Amin also mentioned that North America has CNN and Sky News, Europe the BBC, with the French also opening a new news channel to tell the French story. He further listed South America as having one, the Middle East three, Russia and Asia many. "It is only Africa that does not have a TV station to tell its story."
In his remarks to the largest gathering of African journalists, on the theme "Television in Africa, Television for Africa, Television by Africa", Phil Molefe, the head of SABC Africa, said African programming on his station would be broadcast on every African television by the end of 2005.
"There would not be the need to depend on CNN, BBC and other foreign media for stories from Africa as most TV stations in Africa do." Covering the entire African Union, Mr. Molefe said it is the aim of the station to market and distribute African issues to Africans. "If you do not tell your own story, it would be done for you and you may not like it."
Molefe said the new African station would reflect hidden treasures of Africa, as well as celebrate men and women of Africa. He also revealed that SABC is currently pursuing partnerships with broadcasting companies, and setting up bureaux all across Africa to cover news.
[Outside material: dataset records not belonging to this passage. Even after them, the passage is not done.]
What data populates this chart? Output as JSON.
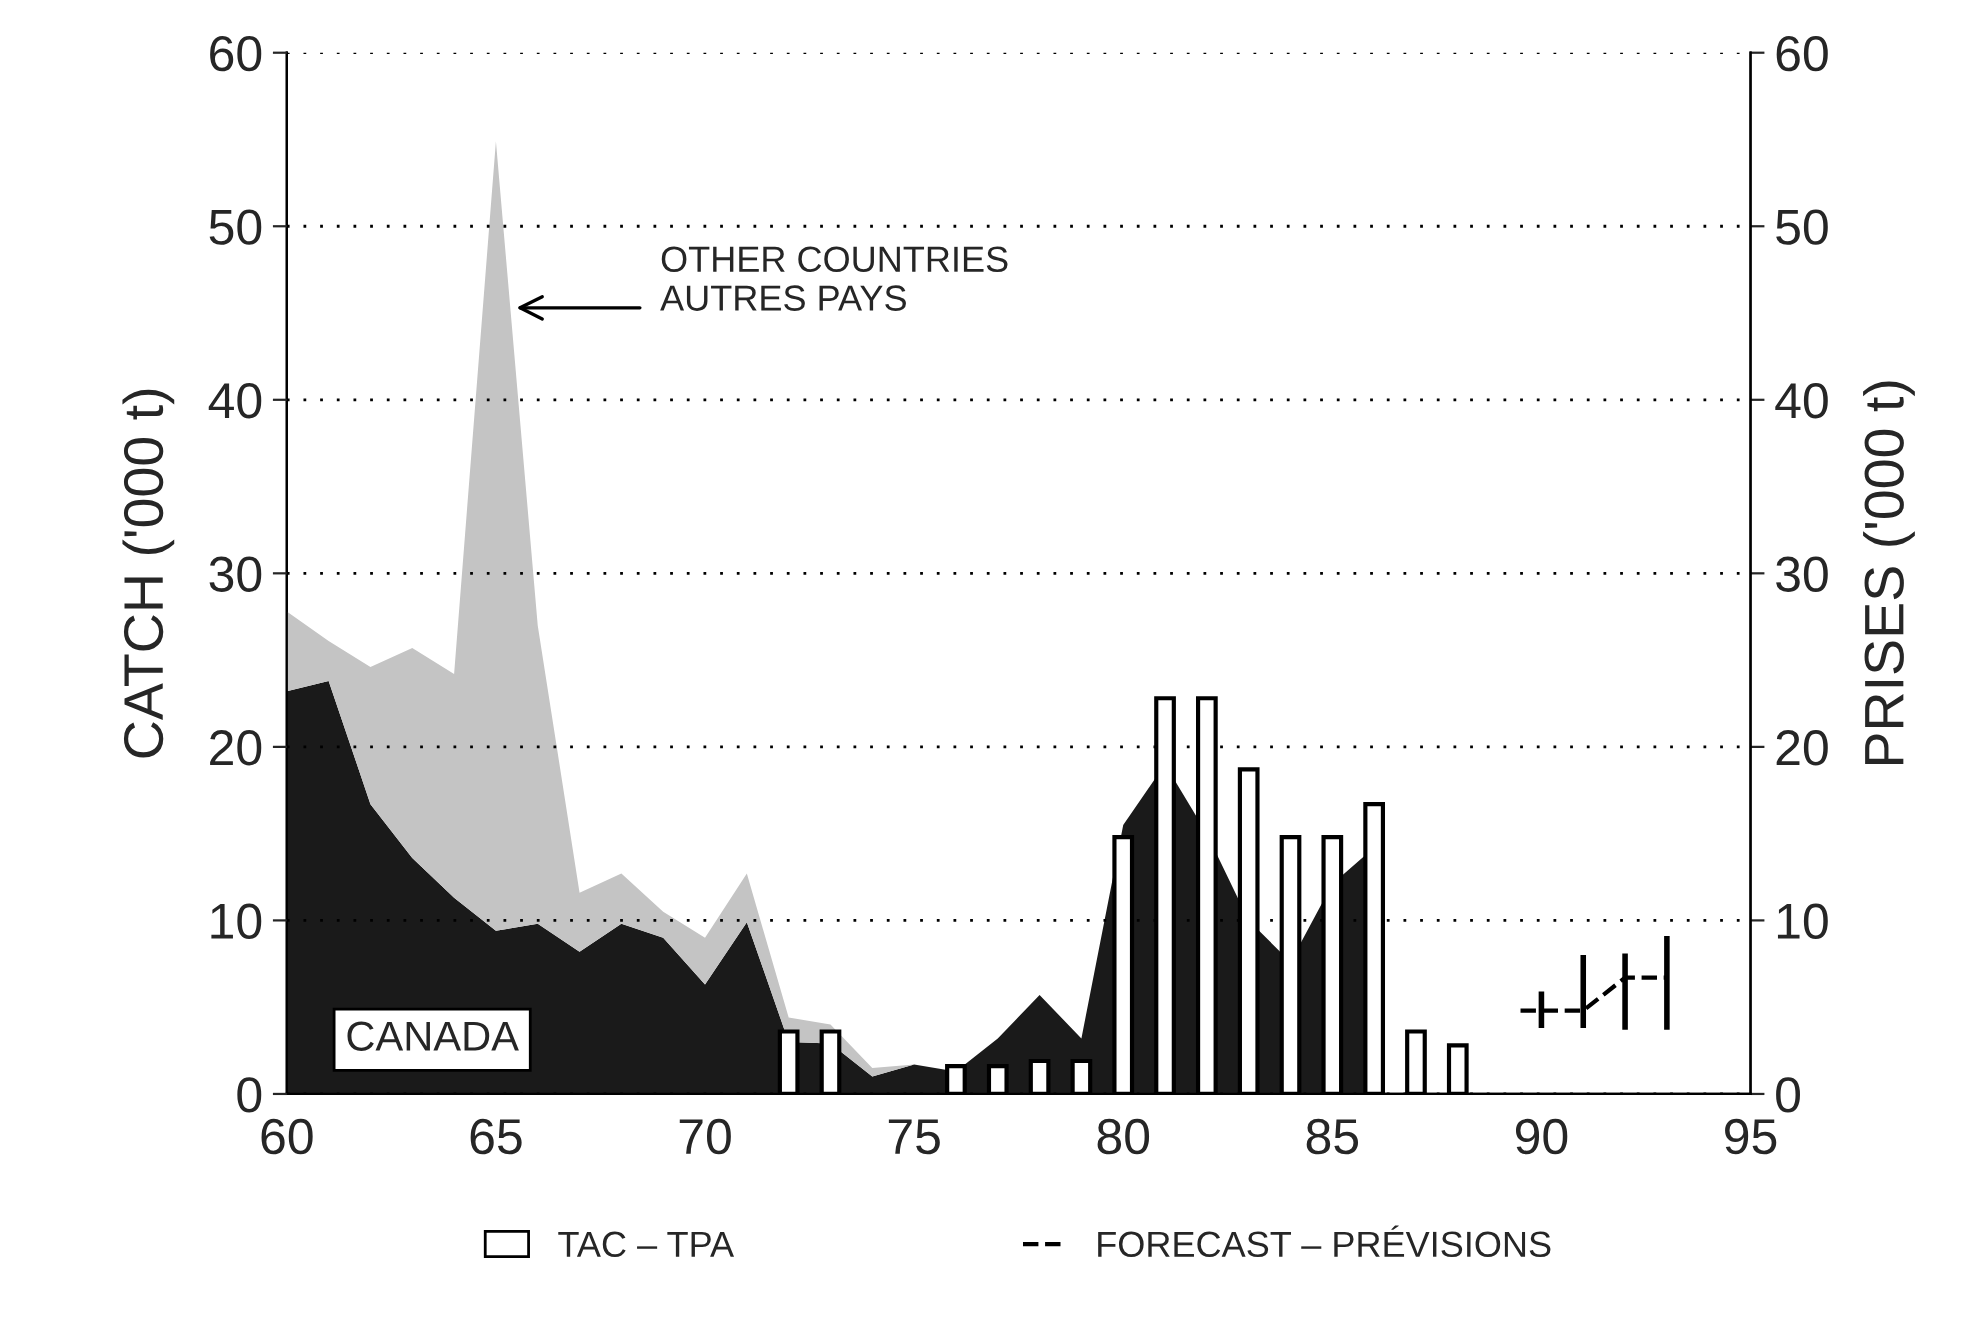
{
  "chart_data": {
    "type": "area",
    "stacked": true,
    "xlabel": null,
    "ylabel": "CATCH ('000 t)",
    "y2label": "PRISES ('000 t)",
    "xlim": [
      60,
      95
    ],
    "xticks": [
      60,
      65,
      70,
      75,
      80,
      85,
      90,
      95
    ],
    "ylim": [
      0,
      60
    ],
    "yticks": [
      0,
      10,
      20,
      30,
      40,
      50,
      60
    ],
    "y2lim": [
      0,
      60
    ],
    "y2ticks": [
      0,
      10,
      20,
      30,
      40,
      50,
      60
    ],
    "grid": "y",
    "legend": "bottom",
    "annotations": [
      "OTHER COUNTRIES\nAUTRES PAYS"
    ],
    "series": [
      {
        "name": "CANADA",
        "color": "#1a1a1a",
        "x": [
          60,
          61,
          62,
          63,
          64,
          65,
          66,
          67,
          68,
          69,
          70,
          71,
          72,
          73,
          74,
          75,
          76,
          77,
          78,
          79,
          80,
          81,
          82,
          83,
          84,
          85,
          86
        ],
        "values": [
          23.2,
          23.8,
          16.7,
          13.6,
          11.3,
          9.4,
          9.8,
          8.2,
          9.8,
          9.0,
          6.3,
          9.9,
          3.0,
          2.9,
          1.0,
          1.7,
          1.3,
          3.2,
          5.7,
          3.2,
          15.5,
          19.0,
          15.0,
          10.0,
          7.6,
          12.1,
          14.2
        ]
      },
      {
        "color": "#c4c4c4",
        "x": [
          60,
          61,
          62,
          63,
          64,
          65,
          66,
          67,
          68,
          69,
          70,
          71,
          72,
          73,
          74,
          75
        ],
        "values": [
          4.6,
          2.3,
          7.9,
          12.1,
          12.9,
          45.5,
          17.2,
          3.4,
          2.9,
          1.5,
          2.7,
          2.8,
          1.4,
          1.1,
          0.5,
          0
        ]
      },
      {
        "type": "bar",
        "name": "TAC – TPA",
        "color": "#ffffff",
        "x": [
          72,
          73,
          76,
          77,
          78,
          79,
          80,
          81,
          82,
          83,
          84,
          85,
          86,
          87,
          88
        ],
        "values": [
          3.6,
          3.6,
          1.6,
          1.6,
          1.9,
          1.9,
          14.8,
          22.8,
          22.8,
          18.7,
          14.8,
          14.8,
          16.7,
          3.6,
          2.8
        ]
      },
      {
        "type": "line",
        "name": "FORECAST – PRÉVISIONS",
        "color": "#000000",
        "line_style": "dashed",
        "marker": "none",
        "x": [
          89.5,
          90,
          91,
          92,
          93
        ],
        "values": [
          4.8,
          4.8,
          4.8,
          6.7,
          6.7
        ],
        "errors": [
          null,
          [
            3.8,
            5.9
          ],
          [
            3.8,
            8.0
          ],
          [
            3.7,
            8.1
          ],
          [
            3.7,
            9.1
          ]
        ]
      }
    ]
  }
}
He said the content on the station's broadcasts would not be South African but African.
Some programmes earmarked for the station are six news programmes including business news, technology news, health, Tourism, economic development as well as sports news. Speaking on the business news, Molefe said all stock markets on the continent would be reviewed with analysis of business events on the continent. The TV station would use both satellite and national free-to-air technology to transmit signals.
Wilfred Kiboro, Chairman of the International Press Institute [IPI], placed the blame of under reporting of African news on the propaganda by the West to let Africa remain in the doldrums, and the ineffectiveness of African journalism. He said it should be the duty of all African journalists to rewrite western opinion of Africa.